Mental Health Diagnosis: History, Validity and Implications
The Mental Health Diagnosis: History, Validity and Implications
by Thaddeus Camlin, Psy.D.
Today’s Diagnosis is Tomorrow’s Joke
A former client recently sent me a list of reasons for admittance to a psychiatric hospital between the years of 1864-1889. The list was being shared on the internet as a joke, highlighting how many mental health diagnoses back then now sound like potential names for heavy metal bands. I laughed. Then I found myself thinking about the implications the list of old diagnoses has on today’s formal diagnoses.
A Look at the History of the Mental Health Diagnosis
These days, mental health professionals are very serious about their diagnostic labels, which makes sense because getting paid by insurance companies hinges on labeling individuals with billable diagnoses. However, those receiving the diagnostic labels are often deeply impacted to the point of taking on the label as part of their identity. I hear people say all the time, “I’m bipolar… I’m an addict… I’m depressed… I’m anxious” and nobody blinks an eye. People would blink an eye, however, if someone were to call themselves one of the diagnoses from the 1800s. Can you imagine not taking note of someone saying, “I’m an immoral life,” or “I’m venereal excesses?”
It is quite possible that in the year, say 2150, the idea of bipolar will seem as ridiculous a cause for psychiatric hospitalization as suppression of menses does now. Sadly, the history of official diagnostic labels is not only riddled with ample ammo for joke punch lines, there is also a rich history of ostracizing and pathologizing healthy people that stains the legacy of the health care professions.

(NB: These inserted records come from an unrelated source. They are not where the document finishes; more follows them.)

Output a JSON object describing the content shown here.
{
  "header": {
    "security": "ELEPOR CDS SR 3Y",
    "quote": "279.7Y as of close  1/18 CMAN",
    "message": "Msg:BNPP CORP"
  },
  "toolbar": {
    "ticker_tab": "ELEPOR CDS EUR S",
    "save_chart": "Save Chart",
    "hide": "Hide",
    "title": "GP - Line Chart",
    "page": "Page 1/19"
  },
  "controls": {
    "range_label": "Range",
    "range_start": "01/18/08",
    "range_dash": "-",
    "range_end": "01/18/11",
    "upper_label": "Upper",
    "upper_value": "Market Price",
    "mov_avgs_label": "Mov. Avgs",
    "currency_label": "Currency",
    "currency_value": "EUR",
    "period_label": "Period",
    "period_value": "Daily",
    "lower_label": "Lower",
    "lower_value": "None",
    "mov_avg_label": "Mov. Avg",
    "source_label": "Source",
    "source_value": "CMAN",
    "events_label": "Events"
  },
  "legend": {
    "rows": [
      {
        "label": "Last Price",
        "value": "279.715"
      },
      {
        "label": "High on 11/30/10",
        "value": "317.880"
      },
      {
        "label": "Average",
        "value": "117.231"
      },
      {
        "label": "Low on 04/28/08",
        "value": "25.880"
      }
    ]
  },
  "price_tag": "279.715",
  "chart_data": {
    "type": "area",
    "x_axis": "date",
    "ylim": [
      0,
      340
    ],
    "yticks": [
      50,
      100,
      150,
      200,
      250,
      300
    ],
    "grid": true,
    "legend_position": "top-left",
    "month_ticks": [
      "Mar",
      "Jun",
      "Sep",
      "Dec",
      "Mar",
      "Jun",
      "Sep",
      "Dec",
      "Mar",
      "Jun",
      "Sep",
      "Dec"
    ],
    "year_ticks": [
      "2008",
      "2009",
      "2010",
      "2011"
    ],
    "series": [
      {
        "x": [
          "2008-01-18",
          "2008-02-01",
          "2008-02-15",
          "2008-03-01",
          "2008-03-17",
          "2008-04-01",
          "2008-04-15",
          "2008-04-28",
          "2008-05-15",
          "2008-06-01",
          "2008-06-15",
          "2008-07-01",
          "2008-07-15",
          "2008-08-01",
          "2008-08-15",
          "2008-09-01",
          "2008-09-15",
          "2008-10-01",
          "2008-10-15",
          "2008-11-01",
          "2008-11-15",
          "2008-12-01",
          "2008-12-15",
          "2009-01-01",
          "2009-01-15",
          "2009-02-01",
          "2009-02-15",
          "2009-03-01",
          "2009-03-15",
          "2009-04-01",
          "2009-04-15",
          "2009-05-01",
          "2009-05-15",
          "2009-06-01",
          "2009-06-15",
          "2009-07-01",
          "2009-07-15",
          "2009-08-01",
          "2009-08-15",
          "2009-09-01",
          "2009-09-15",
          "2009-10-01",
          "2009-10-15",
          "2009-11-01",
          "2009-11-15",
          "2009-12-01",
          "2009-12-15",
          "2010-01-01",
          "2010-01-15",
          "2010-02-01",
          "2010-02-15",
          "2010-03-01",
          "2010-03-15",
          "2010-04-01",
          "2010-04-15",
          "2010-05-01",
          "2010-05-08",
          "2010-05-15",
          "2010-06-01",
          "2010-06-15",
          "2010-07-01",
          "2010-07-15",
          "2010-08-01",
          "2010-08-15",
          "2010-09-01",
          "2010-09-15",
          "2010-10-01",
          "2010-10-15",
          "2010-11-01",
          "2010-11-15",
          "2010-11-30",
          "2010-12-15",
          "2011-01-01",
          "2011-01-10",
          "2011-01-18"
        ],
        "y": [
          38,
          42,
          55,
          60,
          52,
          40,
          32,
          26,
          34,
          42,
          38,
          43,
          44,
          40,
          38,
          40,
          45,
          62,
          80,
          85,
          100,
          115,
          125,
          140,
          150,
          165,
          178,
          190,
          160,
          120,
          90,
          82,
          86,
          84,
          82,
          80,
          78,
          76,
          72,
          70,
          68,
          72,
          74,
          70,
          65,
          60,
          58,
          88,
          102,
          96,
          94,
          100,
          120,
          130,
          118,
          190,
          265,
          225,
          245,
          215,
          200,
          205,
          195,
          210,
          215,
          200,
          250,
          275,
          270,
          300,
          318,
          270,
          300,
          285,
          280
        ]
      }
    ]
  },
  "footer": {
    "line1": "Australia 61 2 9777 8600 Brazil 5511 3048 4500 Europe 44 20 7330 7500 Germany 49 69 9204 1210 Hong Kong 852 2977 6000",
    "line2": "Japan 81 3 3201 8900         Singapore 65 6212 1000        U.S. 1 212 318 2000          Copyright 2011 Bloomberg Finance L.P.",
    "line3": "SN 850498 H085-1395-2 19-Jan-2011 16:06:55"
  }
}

The “bible” of diagnosing, the diagnostic and statistical manual for mental disorders (DSM) is published by the American Psychiatric Association (APA) and is currently in its 5th edition. The 5th edition contains all the latest, proper diagnostic labels that help psychologists and psychiatrists fit individuals neatly into little boxes of problems that pay the bills. However, looking back through the earlier iterations one can find far too many examples of the APA making sickness out of health (e.g. the APA classified homosexuality as a mental disorder until 1973).
The APA published the DSM-III in 1980 and at the time it was heralded as revolutionary. Indeed psychiatry was transformed by the diagnostic manual’s third installment, as it included 265 diagnostic categories and 494 pages. The chairman of the DSM-III task force, Robert Spitzer, later criticized his own work saying it led to the medicalization of 20-30 percent of the population who may not have had any serious mental problems. The age of mental illness was upon us and mental health professionals were ready to capitalize.
Criticism of the DSM continues to plague its legitimacy today. The DSM currently generates of $5 million a year in revenue for the APA. Given that it costs an average of $1 billion dollars to research, develop, and launch a new medication, it is crucial for the drug conglomerates investing in new medications that there are enough mental health diagnoses out there to medicate.
Many of the causes for psychiatric admission in the 1800s are still around, they’ve just received updated terminology to suit the times – hysteria is somatic symptom disorder, egotism is narcissism, feebleness of intellect is intellectual disability, desertion by husband is adjustment disorder, etc. Greediness is still greediness, but now it’s heralded by many as the essence of the evolutionary spirit that marks the upward surge of humankind rather than a cause for psychiatric hospitalization.
Mental health diagnoses have legitimate purposes. It is essential to know the concerns individuals and the population are facing in order to plan for appropriate individual care and population-level resource allocation. However, even though medical diagnoses achieved a reasonable level of consistency and validity, mental health diagnoses are not yet at that level and may never be.
It is important to recognize how the inevitable shift of cultural perception will continue to propel the ongoing generation of diagnostic labels. Mental health diagnoses may be the fuel that fires insurance reimbursement, but the transient nature of diagnostic labels renders them impotent in the cultivation of a true sense of personal identity. If you have received a mental health diagnosis please remind yourself that the diagnosis will probably be called something else in 50 years or less, and that the person who made the diagnosis can’t possibly know your essence after sitting with you for 15 minutes or even 15 hours.